At a time when our fragile real estate market looked like it was finally showing signs of a slow but certain recovery, major banks including Bank of America, J.P. Morgan Chase and GMAC announced that they are putting a halt on foreclosure sales and taking thousands of their foreclosure properties off of the market. Apparently these major banks have been accused of not properly foreclosing on homes. Employees of these major banks have testified to signing thousands of foreclosure documents every month without even reading the documents they were signing. This includes the employee for Bank of America dubbed "The Robo Signer" who said he signed as much as 10,000 foreclosure documents a month without reading any of them. Also, these banks are being accused of losing the deeds to properties, not verifying documentation throughout the foreclosure process and even foreclosing on properties that they had no business to foreclose on. Because of this, these banks are having to suspend the sale of thousands of foreclosure properties throughout the country so they can fix all of these problems. The banks in some cases are even having to re-foreclose on some of the properties.
Make no mistake about it, this is going to be bad for our economy. There are hundreds of thousands, if not millions, of foreclosure properties on the market for sale right now. In most cases, these properties are priced below market value, and they continue to suppress home values throughout the country. In order for our real estate market to recover, we are going to have to get these distressed properties sold so real estate values can continue to increase. This foreclosure moratorium being carried out by Bank of America, Chase and GMAC will delay the sale of foreclosure properties by as long as 6 months to a 1 year. Also, keep in mind that there will probably be more banks who will also join these three banks and also issue foreclosure moratoriums on their foreclosure properties. Citi Bank is one bank that is currently being investigated. They have not suspended their foreclosure sales yet, but don't be surprised if they do.
Another issue is arising that is directly tied to the problems these banks have had with their foreclosures. Some title companies are not writing title insurance policies on foreclosure properties that are owned by Bank of America, Chase and GMAC. Title insurance protects the buyer and the buyer's lender from issues pertaining to clouds on the title that are not discovered in the title search that is done before closing. Examples include claims of ownership by unknown previous owners and liens on the property that were unknown prior to the buyer purchasing the property. If title insurance companies won't issue title insurance on these foreclosure properties, that means that buyers will most likely not purchase these properties. This will also slow down the sale of foreclosure properties.
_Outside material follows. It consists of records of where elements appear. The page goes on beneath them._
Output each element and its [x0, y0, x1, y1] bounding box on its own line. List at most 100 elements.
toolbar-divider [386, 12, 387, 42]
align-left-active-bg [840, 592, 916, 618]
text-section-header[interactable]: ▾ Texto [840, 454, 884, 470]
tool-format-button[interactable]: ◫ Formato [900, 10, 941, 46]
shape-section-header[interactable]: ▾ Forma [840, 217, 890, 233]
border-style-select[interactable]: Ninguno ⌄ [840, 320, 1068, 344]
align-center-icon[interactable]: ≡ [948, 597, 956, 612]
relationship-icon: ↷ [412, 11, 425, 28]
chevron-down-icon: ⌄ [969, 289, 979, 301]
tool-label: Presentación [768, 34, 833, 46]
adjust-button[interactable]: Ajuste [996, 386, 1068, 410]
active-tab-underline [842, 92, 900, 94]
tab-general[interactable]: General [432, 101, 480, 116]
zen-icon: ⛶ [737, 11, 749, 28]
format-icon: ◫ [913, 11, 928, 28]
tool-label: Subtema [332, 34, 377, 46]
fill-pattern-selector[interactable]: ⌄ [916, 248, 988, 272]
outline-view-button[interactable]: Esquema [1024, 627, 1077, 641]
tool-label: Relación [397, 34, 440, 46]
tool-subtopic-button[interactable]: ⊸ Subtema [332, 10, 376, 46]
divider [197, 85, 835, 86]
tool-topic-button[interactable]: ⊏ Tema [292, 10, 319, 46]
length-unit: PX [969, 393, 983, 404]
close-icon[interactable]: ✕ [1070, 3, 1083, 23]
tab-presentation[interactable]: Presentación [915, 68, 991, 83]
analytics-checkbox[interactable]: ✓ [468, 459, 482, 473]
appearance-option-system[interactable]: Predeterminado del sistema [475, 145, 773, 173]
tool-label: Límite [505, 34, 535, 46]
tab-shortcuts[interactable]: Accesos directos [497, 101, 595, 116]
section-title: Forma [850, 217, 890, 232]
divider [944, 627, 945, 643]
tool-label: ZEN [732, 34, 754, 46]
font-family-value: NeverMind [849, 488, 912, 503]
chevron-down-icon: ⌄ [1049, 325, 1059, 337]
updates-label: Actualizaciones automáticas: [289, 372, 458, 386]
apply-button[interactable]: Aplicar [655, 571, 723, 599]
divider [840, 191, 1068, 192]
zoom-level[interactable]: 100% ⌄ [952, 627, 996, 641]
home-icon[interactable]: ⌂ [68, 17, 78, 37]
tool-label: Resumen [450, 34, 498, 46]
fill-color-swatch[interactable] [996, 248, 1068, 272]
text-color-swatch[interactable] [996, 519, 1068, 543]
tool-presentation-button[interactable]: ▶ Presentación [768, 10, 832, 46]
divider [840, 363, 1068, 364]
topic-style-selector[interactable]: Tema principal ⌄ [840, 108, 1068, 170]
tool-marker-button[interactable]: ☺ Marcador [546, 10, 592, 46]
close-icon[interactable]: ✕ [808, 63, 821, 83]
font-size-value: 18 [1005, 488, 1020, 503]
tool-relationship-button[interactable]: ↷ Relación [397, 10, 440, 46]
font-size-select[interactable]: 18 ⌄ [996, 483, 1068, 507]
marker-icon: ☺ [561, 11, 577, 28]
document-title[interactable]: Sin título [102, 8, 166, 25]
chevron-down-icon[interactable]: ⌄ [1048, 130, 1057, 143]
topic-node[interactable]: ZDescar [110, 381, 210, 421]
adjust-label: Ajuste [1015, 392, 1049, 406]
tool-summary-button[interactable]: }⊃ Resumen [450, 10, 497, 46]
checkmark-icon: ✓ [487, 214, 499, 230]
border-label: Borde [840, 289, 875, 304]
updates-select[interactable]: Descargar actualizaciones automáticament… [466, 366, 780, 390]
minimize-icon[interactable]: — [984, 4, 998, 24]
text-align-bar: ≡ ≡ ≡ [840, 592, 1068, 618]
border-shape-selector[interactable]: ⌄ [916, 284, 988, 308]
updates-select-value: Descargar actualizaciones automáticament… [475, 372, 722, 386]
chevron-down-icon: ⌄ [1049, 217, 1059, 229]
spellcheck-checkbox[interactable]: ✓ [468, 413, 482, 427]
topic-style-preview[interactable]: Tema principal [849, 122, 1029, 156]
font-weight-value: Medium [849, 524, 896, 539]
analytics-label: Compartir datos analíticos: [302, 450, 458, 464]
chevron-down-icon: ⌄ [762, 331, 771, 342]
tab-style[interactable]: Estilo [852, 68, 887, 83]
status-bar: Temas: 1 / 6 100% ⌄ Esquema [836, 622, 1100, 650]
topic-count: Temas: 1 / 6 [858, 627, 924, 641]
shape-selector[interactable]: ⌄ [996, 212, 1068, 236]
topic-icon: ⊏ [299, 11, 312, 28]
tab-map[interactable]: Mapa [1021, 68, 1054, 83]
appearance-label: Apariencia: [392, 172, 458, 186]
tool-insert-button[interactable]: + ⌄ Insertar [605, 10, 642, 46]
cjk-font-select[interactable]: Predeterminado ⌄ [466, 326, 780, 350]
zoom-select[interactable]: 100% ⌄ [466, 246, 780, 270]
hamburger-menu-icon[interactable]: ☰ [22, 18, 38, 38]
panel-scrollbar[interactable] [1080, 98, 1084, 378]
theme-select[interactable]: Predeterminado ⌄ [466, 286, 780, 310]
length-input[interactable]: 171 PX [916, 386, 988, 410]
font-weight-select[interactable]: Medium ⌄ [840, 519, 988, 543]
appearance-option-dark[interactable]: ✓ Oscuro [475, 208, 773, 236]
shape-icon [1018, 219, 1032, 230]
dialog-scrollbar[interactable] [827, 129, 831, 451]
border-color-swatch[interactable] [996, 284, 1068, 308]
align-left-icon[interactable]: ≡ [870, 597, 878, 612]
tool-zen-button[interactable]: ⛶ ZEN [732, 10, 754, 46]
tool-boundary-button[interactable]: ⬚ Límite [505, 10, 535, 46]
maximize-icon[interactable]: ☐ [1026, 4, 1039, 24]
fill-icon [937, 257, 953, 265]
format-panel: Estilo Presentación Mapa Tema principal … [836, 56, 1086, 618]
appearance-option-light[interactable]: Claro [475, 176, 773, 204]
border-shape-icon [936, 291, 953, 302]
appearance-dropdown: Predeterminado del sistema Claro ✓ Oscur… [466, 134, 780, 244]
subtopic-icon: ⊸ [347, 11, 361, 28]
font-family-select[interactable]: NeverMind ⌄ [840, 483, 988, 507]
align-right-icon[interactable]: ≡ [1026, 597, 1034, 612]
Foreclosure sales have been a big part of my real estate sales this year. This year I have seen a lot of investors, who have lots of cash, come out and start buying many of these foreclosure properties. Investors have been doing this because they can't earn a high return on their money in the banks right now, but with real estate prices being so low, they have been able to earn a good return on their money by investing in real estate. These real estate investors with lots of cash have accounted for a very large number of real estate sales this year thoughout the country. All of the issues with the banks improperly foreclosing on properties might scare many investors away from buying foreclosure properties. This could really dry up property sales.
In our last 7 recessions that we have had in this country, real estate has pulled us out of those recessions. Real Estate will probably be what pulls us out of the current recession as well. Now that this foreclosure moratorium has occured, the recession could drag out much longer than expected.
My advice to real estate investors who still want find good deals on properties and buy them is to start looking at short sales. A short sale is when the current owner has not had their property forclosed on yet, and the current owner's lender agrees to accept an offer on the property that is lower than what the current owner owes on the property so that the lender does not have to foreclose on the property. Lenders are motivated to agree to short sales for a couple reasons. First off, going through the foreclosure process actually costs the lender money. Second, since we are in a declining real estate market still in most areas of the country, the value of the property will probably be less after the bank forecloses on the property (which could take 6 months to a year since the courts are so back logged with foreclosures) and put the property up for sale at a later date.
Short sales may take longer to close than a foreclosure sale, but there are usually less unknowns with a shortsale. With a shortsale, the current owner usually knows much more about the property compared to a bank who has foreclosed on the property, so the buyer knows more about the property with shortsales before they put an offer on the property. Also, with a shortsale, the buyer usually is the one who picks the title company to handle the closing. With foreclosures, the bank who owns the property usually requires the buyer to use their title company. These title companies that banks use with to close on their foreclosure properties are usually located out of town, and from my experience they don't provide good service. Lots of times, these out of town title companies cause closings to get delayed due to not getting their work done before the closing date. If the buyer can pick the title company, that title company will usually provide good service because they want the buyer's repeat business. These out of town title companies that you have to deal with when buying a foreclosure property are not concerned with the buyer's repeat business since they are out of town.